Search code examples
postgresqldatabase-designrelational-databaseyesod

Structuring a database


In my database I need the following relations:

  • Tournament
  • Tournament Participant (Tpart)
    • relates a User to a tournament
  • Round
    • This is a single match
  • Hole
    • relates a Tpart to a round
    • also holds a score

This is my current Persistent Entities:

Tournament
  name Text
  urlName Text
  location GolfCourseId
  startDate Day 
  endDate Day Maybe
  UniqueTName name
  UniqueTUrlName urlName

Tpart
  tournament TournamentId
  userId UserId  
  deriving Show
  deriving Eq

Round
  tourn TournamentId
  name Text
  UniqueRound tourn name
  deriving Show

Hole
  round RoundId
  part TpartId
  score Int 
  deriving Show

I don't know if this is the best structure given the kind of queries I need to do. I need to

  • Get the total score for a round for each Tpart
    This would be done by summing up the score of all Holes related to a specific round and Tpart

    Part | round 1 | round 2 | ...  
    p1   | 56      | 54  
    p2   | 60      | 57  
    
  • Get all the holes and tparts that relate to a round

    Part | hole 1 | hole 2| ...  
    p1   | 3      | 5  
    p2   | 5      | 6  
    

To get the data on the first table it would require summing all the hole scores for each user. Is this an efficient method?

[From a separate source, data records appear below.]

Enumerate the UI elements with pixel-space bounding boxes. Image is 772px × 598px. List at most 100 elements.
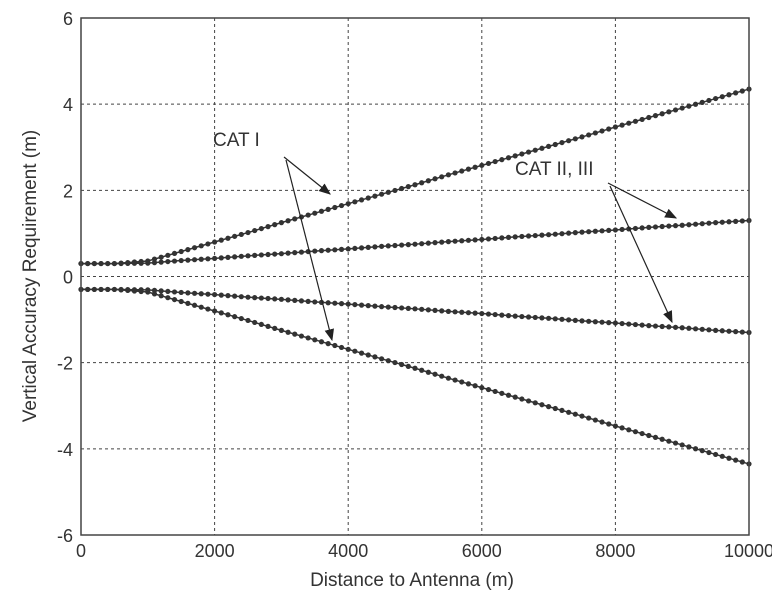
data-point <box>505 234 512 240</box>
data-point <box>459 379 465 385</box>
data-point <box>459 168 465 174</box>
data-point <box>225 254 231 260</box>
data-point <box>225 235 231 241</box>
data-point <box>171 296 178 303</box>
data-point <box>572 411 578 417</box>
data-point <box>285 218 291 224</box>
series-0 <box>78 86 752 267</box>
data-point <box>579 413 585 419</box>
data-point <box>412 182 418 188</box>
data-point <box>713 451 719 458</box>
data-point <box>379 243 385 249</box>
data-point <box>439 308 445 314</box>
data-point <box>365 303 371 309</box>
data-point <box>559 316 565 322</box>
data-point <box>606 126 612 132</box>
data-point <box>272 251 278 257</box>
data-point <box>699 99 705 105</box>
data-point <box>205 256 211 262</box>
data-point <box>452 377 458 383</box>
data-point <box>726 219 732 225</box>
annotation-cat-ii-iii-label: CAT II, III <box>515 159 593 180</box>
x-tick-label: 8000 <box>595 541 635 561</box>
y-tick-label: 6 <box>63 9 73 29</box>
data-point <box>632 429 639 435</box>
data-point <box>439 373 445 379</box>
data-point <box>125 287 131 294</box>
series-group <box>78 86 752 467</box>
data-point <box>539 232 545 238</box>
data-point <box>165 288 171 295</box>
data-point <box>111 286 117 293</box>
data-point <box>158 288 164 294</box>
data-point <box>399 305 405 311</box>
data-point <box>305 212 311 218</box>
data-point <box>606 227 612 234</box>
data-point <box>552 316 558 322</box>
data-point <box>586 132 592 138</box>
data-point <box>532 314 538 321</box>
data-point <box>432 307 438 313</box>
data-point <box>305 335 311 341</box>
data-point <box>612 423 619 429</box>
data-point <box>145 289 151 295</box>
data-point <box>512 153 518 159</box>
annotation-cat-i-label: CAT I <box>213 130 260 151</box>
data-point <box>733 218 739 224</box>
data-point <box>385 304 391 310</box>
data-point <box>485 236 492 242</box>
data-point <box>492 311 498 318</box>
data-point <box>672 107 679 113</box>
data-point <box>412 306 418 312</box>
data-point <box>445 172 451 178</box>
x-tick-label: 4000 <box>328 541 368 561</box>
data-point <box>98 286 104 293</box>
data-point <box>692 446 699 452</box>
data-point <box>586 415 592 421</box>
data-point <box>512 234 518 240</box>
data-point <box>452 238 458 244</box>
data-point <box>592 228 598 234</box>
data-point <box>185 257 191 263</box>
data-point <box>379 191 385 197</box>
data-point <box>485 311 492 317</box>
data-point <box>499 312 505 318</box>
data-point <box>405 305 411 311</box>
data-point <box>713 220 719 226</box>
data-point <box>512 313 518 319</box>
data-point <box>566 317 572 323</box>
data-point <box>572 230 578 236</box>
data-point <box>652 224 659 230</box>
data-point <box>579 318 585 324</box>
data-point <box>151 260 158 266</box>
data-point <box>419 367 425 373</box>
data-point <box>666 109 672 115</box>
series-1 <box>78 217 752 267</box>
data-point <box>412 365 418 371</box>
data-point <box>218 292 224 298</box>
data-point <box>566 230 572 236</box>
data-point <box>191 290 198 296</box>
data-point <box>138 260 144 266</box>
data-point <box>525 233 532 239</box>
data-point <box>445 308 451 314</box>
data-point <box>739 88 745 94</box>
data-point <box>432 240 438 246</box>
data-point <box>352 199 358 205</box>
data-point <box>679 222 685 228</box>
data-point <box>392 359 398 366</box>
data-point <box>278 220 284 226</box>
data-point <box>91 260 97 267</box>
data-point <box>392 187 398 194</box>
data-point <box>646 224 652 230</box>
data-point <box>425 369 431 375</box>
data-point <box>165 295 171 301</box>
data-point <box>659 223 665 230</box>
data-point <box>318 339 325 345</box>
data-point <box>726 455 732 461</box>
series-3 <box>78 286 752 467</box>
data-point <box>138 288 144 295</box>
grid <box>81 18 749 535</box>
data-point <box>492 388 498 395</box>
data-point <box>432 176 438 182</box>
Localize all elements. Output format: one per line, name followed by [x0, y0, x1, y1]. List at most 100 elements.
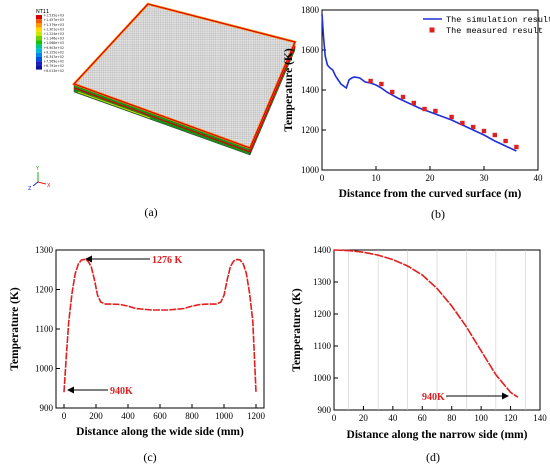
x-tick-label: 20	[426, 173, 436, 183]
color-bar-swatch	[36, 36, 42, 41]
panel-c: 0 200 400 600 800 1000 1200 900 1000 1100 1200 1300…	[9, 245, 266, 464]
y-tick-label: 1400	[313, 245, 332, 255]
measured-point	[481, 128, 487, 134]
color-bar-swatch	[36, 61, 42, 66]
mesh-slab-icon	[71, 2, 297, 156]
xlabel-b: Distance from the curved surface (m)	[339, 188, 522, 200]
ylabel-b: Temperature (K)	[283, 48, 295, 132]
x-tick-label: 0	[62, 411, 67, 421]
annotation-min-label: 940K	[110, 386, 133, 397]
x-tick-label: 40	[388, 413, 398, 423]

Or would it be better to have another entity RndScore, like this:

RndScore
  rnd RoundId
  tpart TpartId
  score Int

This entity could be updated every time a hole entity is updated. Either of those solutions seem rather robust though.


Solution

  • My advice is: You should always start with a clean, normalized logical relational database design without storing redundant data, and trust that the DBMS will derive your data (i.e., answer your queries) well enough. That is what a DBMS is there for. The next step should be to optimize your physical database design, e.g., choose your indexes, your table storage parameters, etc. Depending on your database, your can even materialize your views, so that their results are stored physically etc. Actually adding derived values in your logical database design (such as your your RndScore relation) should be the last resort, as you will have to ensure their consistency manually.

    In general, you should avoid pre-mature optimizations: Ensure that you actually need to optimize your database layout (e.g., by measuring runtimes, checking query execution plans, making estimations about the number of queries you will have to answer, etc.)